Putting all these findings together, we may argue that the SI (or serum creatinine/cystatin C ratio) might serve as a potentially valuable biomarker for predicting various adverse outcomes in different populations. However, it is noteworthy that the predictive value of the SI for adverse outcomes does not necessarily mean that it can be applied as a surrogate marker of sarcopenia. In fact, the SI was applied as a malnutrition screening tool in a retrospective study conducted in Mayo Clinic ICU patients27. A previous study demonstrated that the SI correlated with CT-derived skeletal muscle mass in adult ICU patients19. Similarly, the serum creatinine/cystatin C ratio correlated with DXA-derived skeletal muscle mass in kidney transplant recipients31. Furthermore, the serum creatinine/cystatin C ratio was recommended by Osaka et al.32 as a surrogate screening marker for sarcopenia in patients with type 2 diabetes. However, in a recent prospective study, our team reported that the SI cannot accurately detect either BIA-defined skeletal muscle mass or sarcopenia in urban community-dwelling older people with normal kidney function18. The discrepancy of these findings may due to the heterogeneity of the study populations and the methods to measure skeletal muscle mass. It seems that the SI is more sensitive in patients with more serious diseases and with a higher pretest probability of sarcopenia. However, based on the current evidence, whether the SI can be applied to estimate skeletal muscle mass (or sarcopenia) or not (especially among older adults) remains unclear, further studies are therefore warranted.

Interestingly, our study found a positive correlation between the SI and handgrip strength (or gait speed). This finding implies that the SI might be related to muscle function. However, we did not compare the SI with “gold” diagnostic criteria of sarcopenia such as the European Working Group on Sarcopenia in Older People (EWGSOP)8 or Asia Working Group for Sarcopenia (AWGS)9. Further studies were needed to determine the overall diagnostic accuracy of the SI for detecting sarcopenia, as well as the optimal cut-off points in hospitalized older adults.

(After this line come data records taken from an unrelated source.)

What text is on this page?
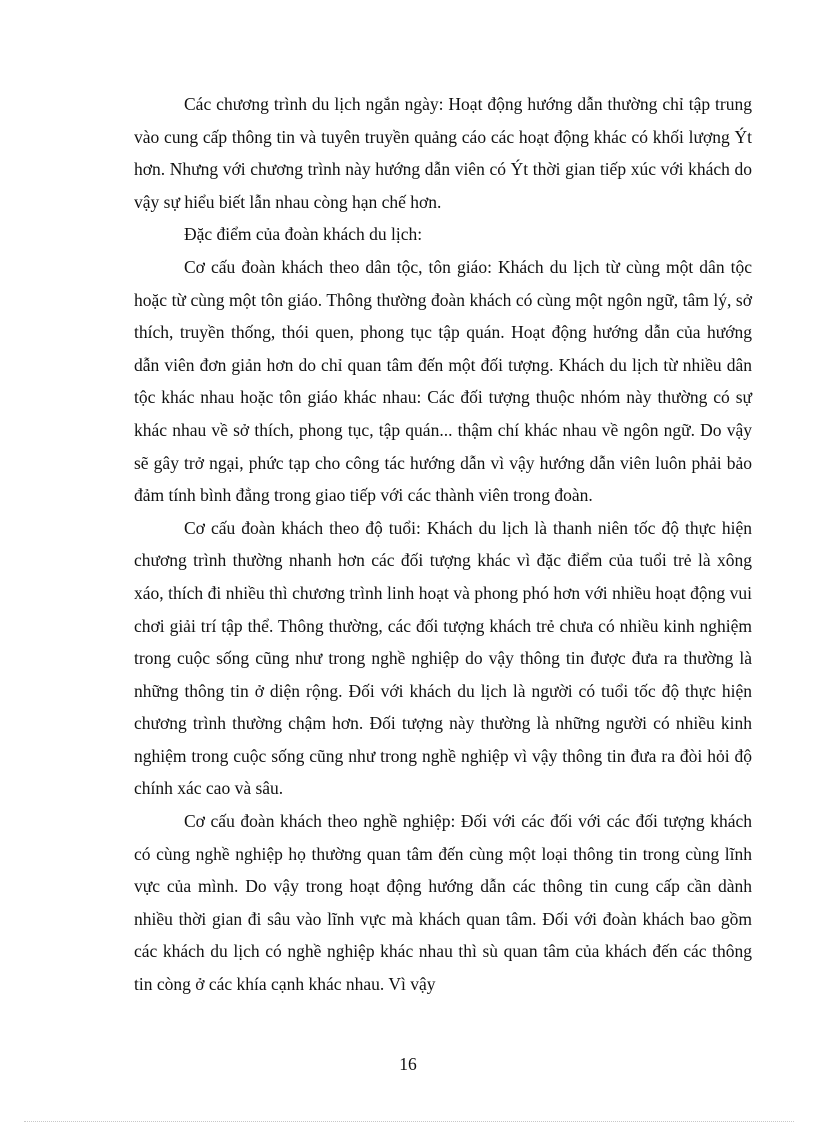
Các chương trình du lịch ngắn ngày: Hoạt động hướng dẫn thường chỉ tập trung vào cung cấp thông tin và tuyên truyền quảng cáo các hoạt động khác có khối lượng Ýt hơn. Nhưng với chương trình này hướng dẫn viên có Ýt thời gian tiếp xúc với khách do vậy sự hiểu biết lẫn nhau còng hạn chế hơn.

Đặc điểm của đoàn khách du lịch:

Cơ cấu đoàn khách theo dân tộc, tôn giáo: Khách du lịch từ cùng một dân tộc hoặc từ cùng một tôn giáo. Thông thường đoàn khách có cùng một ngôn ngữ, tâm lý, sở thích, truyền thống, thói quen, phong tục tập quán. Hoạt động hướng dẫn của hướng dẫn viên đơn giản hơn do chỉ quan tâm đến một đối tượng. Khách du lịch từ nhiều dân tộc khác nhau hoặc tôn giáo khác nhau: Các đối tượng thuộc nhóm này thường có sự khác nhau về sở thích, phong tục, tập quán... thậm chí khác nhau về ngôn ngữ. Do vậy sẽ gây trở ngại, phức tạp cho công tác hướng dẫn vì vậy hướng dẫn viên luôn phải bảo đảm tính bình đẳng trong giao tiếp với các thành viên trong đoàn.

Cơ cấu đoàn khách theo độ tuổi: Khách du lịch là thanh niên tốc độ thực hiện chương trình thường nhanh hơn các đối tượng khác vì đặc điểm của tuổi trẻ là xông xáo, thích đi nhiều thì chương trình linh hoạt và phong phó hơn với nhiều hoạt động vui chơi giải trí tập thể. Thông thường, các đối tượng khách trẻ chưa có nhiều kinh nghiệm trong cuộc sống cũng như trong nghề nghiệp do vậy thông tin được đưa ra thường là những thông tin ở diện rộng. Đối với khách du lịch là người có tuổi tốc độ thực hiện chương trình thường chậm hơn. Đối tượng này thường là những người có nhiều kinh nghiệm trong cuộc sống cũng như trong nghề nghiệp vì vậy thông tin đưa ra đòi hỏi độ chính xác cao và sâu.

Cơ cấu đoàn khách theo nghề nghiệp: Đối với các đối với các đối tượng khách có cùng nghề nghiệp họ thường quan tâm đến cùng một loại thông tin trong cùng lĩnh vực của mình. Do vậy trong hoạt động hướng dẫn các thông tin cung cấp cần dành nhiều thời gian đi sâu vào lĩnh vực mà khách quan tâm. Đối với đoàn khách bao gồm các khách du lịch có nghề nghiệp khác nhau thì sù quan tâm của khách đến các thông tin còng ở các khía cạnh khác nhau. Vì vậy

16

Some limitations of our study need to be addressed. First, we did not adjust for some important confounders, such as frailty and activities of daily living. This may induce bias in our results. Second, the sample size of our study is relatively small, especially women. Third, it should be cautious to generalize our results into other ethnic populations or different clinical settings. Fourth, the readmission data were only based on self-reported information, which might be influenced by recall bias. Last, because an eGFR of 90 ml/min/1.73 m2 is the cut-off line of normal kidney function and mildly decreased33, we excluded patients with an eGFR < 90 ml/min/1.73 m2 (n = 40, 12.8%) from this study to minimize the impact of renal function on the results. Therefore, our results should not be used in older patients with an abnormal kidney function.

Conclusion

The SI based on serum cystatin C and creatinine is associated with long-term mortality but not readmission in a study population of hospitalized Chinese patients. However, whether the SI really reflects sarcopenia (or something else such as malnutrition) remains controversial. Further prospective studies are therefore needed to compare the SI to sarcopenia per se for predicting important clinical outcomes, such as quality of life and activities of daily living among older adults who living in different settings. Diagnostic accuracy studies of the SI against the classic diagnostic criteria of sarcopenia (or CT- or MRI-derived skeletal muscle mass) among older adults are also needed. There is still a long way to go before the SI can be applied in clinical practice to estimate either skeletal muscle mass or sarcopenia among older adults.